# Can I port the discharge from a Dust Deputy?



## MoeC (Dec 11, 2021)

Can the chips/dust be ported through a duct, from a Dust Deputy, to the collection bin directly below the Dust Deputy?
I'm modifying my single phase dust collector and want to mount all the components above the ceiling joists in my shop. The only exception is my collection bin. I want the bin to be located on the floor directly below the Dust Deputy.

This seems like it should work, but I don't know the dynamics of what is happening in the system. 
Does the cyclonic effect continue inside the collection bin or does gravity just take over at the bottom of the Dust Deputy?

I have a full 8' ceiling in my shop, so the drop would be about 5-8 feet to the collection bin.
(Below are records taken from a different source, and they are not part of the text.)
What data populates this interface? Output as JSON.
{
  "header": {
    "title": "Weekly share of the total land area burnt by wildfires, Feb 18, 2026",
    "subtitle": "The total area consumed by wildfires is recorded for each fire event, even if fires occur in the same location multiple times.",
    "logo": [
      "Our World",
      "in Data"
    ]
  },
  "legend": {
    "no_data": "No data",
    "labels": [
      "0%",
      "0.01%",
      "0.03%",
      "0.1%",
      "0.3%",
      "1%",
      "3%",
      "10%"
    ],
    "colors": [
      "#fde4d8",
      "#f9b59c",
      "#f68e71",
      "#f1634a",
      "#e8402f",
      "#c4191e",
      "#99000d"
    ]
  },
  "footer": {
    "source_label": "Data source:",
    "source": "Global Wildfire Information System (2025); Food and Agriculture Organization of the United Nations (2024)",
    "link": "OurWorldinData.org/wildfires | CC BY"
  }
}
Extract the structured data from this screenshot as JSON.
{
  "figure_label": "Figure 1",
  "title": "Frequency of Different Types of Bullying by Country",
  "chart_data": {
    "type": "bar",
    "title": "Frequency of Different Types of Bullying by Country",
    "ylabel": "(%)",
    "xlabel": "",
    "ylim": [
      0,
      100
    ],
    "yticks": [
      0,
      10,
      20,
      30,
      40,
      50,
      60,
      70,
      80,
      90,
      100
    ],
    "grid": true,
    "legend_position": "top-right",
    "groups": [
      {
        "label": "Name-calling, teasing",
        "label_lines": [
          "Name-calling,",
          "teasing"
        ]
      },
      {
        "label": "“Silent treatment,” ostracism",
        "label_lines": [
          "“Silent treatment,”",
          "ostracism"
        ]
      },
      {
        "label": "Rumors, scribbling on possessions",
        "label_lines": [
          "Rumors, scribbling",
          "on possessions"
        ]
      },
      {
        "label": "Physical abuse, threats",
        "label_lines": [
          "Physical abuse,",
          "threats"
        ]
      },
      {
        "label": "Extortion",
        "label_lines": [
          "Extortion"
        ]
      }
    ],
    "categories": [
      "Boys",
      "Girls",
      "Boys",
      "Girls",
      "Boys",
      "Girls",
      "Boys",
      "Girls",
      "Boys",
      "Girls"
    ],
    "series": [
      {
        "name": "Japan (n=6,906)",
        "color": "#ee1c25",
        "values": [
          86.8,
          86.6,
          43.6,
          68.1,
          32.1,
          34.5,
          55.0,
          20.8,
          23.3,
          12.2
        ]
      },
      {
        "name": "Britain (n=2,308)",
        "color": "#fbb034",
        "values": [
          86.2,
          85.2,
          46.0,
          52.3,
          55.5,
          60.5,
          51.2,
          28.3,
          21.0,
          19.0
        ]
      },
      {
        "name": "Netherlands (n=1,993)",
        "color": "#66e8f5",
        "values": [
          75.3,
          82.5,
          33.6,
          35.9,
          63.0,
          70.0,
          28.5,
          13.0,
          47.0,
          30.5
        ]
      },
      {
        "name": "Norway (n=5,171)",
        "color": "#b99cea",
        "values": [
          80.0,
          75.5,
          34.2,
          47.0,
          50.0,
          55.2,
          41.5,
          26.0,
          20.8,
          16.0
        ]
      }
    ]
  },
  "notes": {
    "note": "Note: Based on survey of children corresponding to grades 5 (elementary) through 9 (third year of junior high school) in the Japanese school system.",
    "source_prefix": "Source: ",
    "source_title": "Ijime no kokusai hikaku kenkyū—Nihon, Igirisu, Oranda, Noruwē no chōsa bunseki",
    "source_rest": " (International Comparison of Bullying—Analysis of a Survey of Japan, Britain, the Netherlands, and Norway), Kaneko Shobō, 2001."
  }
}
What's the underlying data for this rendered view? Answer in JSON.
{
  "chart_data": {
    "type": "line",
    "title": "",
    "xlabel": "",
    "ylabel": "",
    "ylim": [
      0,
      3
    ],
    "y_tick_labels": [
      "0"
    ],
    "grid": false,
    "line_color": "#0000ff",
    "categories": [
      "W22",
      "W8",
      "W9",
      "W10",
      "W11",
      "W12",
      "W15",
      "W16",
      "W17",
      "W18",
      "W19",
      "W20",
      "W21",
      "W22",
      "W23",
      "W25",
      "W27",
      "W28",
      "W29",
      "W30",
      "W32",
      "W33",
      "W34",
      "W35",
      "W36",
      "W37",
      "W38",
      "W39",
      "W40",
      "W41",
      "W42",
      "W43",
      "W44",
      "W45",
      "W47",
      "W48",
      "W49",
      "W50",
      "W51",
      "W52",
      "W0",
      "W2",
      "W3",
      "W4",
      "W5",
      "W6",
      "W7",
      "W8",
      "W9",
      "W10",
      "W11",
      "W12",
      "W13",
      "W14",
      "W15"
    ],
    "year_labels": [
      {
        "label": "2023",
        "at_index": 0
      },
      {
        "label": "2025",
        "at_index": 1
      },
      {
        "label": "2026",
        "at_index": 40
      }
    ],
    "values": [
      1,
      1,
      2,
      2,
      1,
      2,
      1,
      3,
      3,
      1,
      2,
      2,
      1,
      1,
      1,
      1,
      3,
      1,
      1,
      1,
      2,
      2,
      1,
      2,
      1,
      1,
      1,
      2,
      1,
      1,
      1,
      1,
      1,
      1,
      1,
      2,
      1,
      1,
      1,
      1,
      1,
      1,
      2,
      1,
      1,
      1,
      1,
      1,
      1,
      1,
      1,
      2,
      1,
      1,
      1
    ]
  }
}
Has anybody tried this configuration?
Thanks,
Moe


----------



## HoytC (Dec 30, 2019)

You can certainly do that. In fact, if you seal it well the separation can actually be improved. The longer exit path makes is less likely that random fluctuations in the vortex will will reach the dust pile in the bin and pick it up, sending it to the filter.
Ideally, the vortex ends at the outlet but a real vortex is a chaotic process. You've probably seen tornado videos or an uncapped air or water hose whipping around. The same thing happens with the vortex in a cyclonic separator. It can randomly take a dip into the dust bin. That effect, by the way, is the main problem with so called short body cyclones. They separate reasonably well but the dust doesn't reliably stay in the bin.
TL;DR: Yes, do it. It's more likely to be better, not worse, than the direct connection.


----------



## Tony B (Jul 30, 2008)

Dont know for sure but I would assume that if all of the connections are air tight, it should work. I have a similar version of the Dust Deputy sold at Home Depot and the dust and shavings enter and swirl around with the heavier stuff like shavings, dust and trash drop down into the 5 gallon bucket and the cyclonic wind just exits the upper part and goes into the shop vac..
I would think, in theory, that the lower unit whether it be a 5 gal or 55 Gal would not matter. Every thing may be delayed a second or two to evacuate all the air in the lower collector if say a hose and 55 gal drum. I was thinking of doing the same idea with my little Home Depot small collector. Main problem which should be minor, would be sealing the the 5 gallon bucket to a hose on the bottom side and sealing the other end of the hose to the 55 gal drum. Then make an easy way to empty the the 55 gal drum.
I was thinking of using a 40 or 55 gal plastic drum,with a lid. I could cut a hole in the lid and make an airtight seal between it and the bottom of the 5 gal bucket. Just need to figure out how to make the airtight connection, easily remove the 5 gal bucket from the top of it and dumpoing the 55 gal drum. Just been either too busy or too lazy to come up with a simple solution. I know there has got to be one because if I thought of it, thousands of others have thought of it before me.
Thoughts are universal.
As an alternative, The 5 gallon bucket can be mounted high with the dust collector unit and not mounted to the 55 gal drum. Just a hose connecting the 2. That might simplify the emptying part of the task. All you would have to do is disconnect the 4" hose. That would leave you with the task of figuring out how to remove the lid from the 55 gal drum. Some of the larger drums have lids that are easily removable and that would solve the whole problem. That would leave me with the next question: would my shop vac still function well with the greater volume of air in the circuit caused by the 55 gal drum. MY instincts at the moment think it would not be a problem.
Soooooooooooooooooooo.........to make this all I would have to do is get a plastic 40 or 55 gal drum with a removable plastic lid. Make a 4" hole in the top with a fitting for a 4" hose. Then do the same thing to the bottom of the 5 gallon bucket. making both hose connections air tight.


----------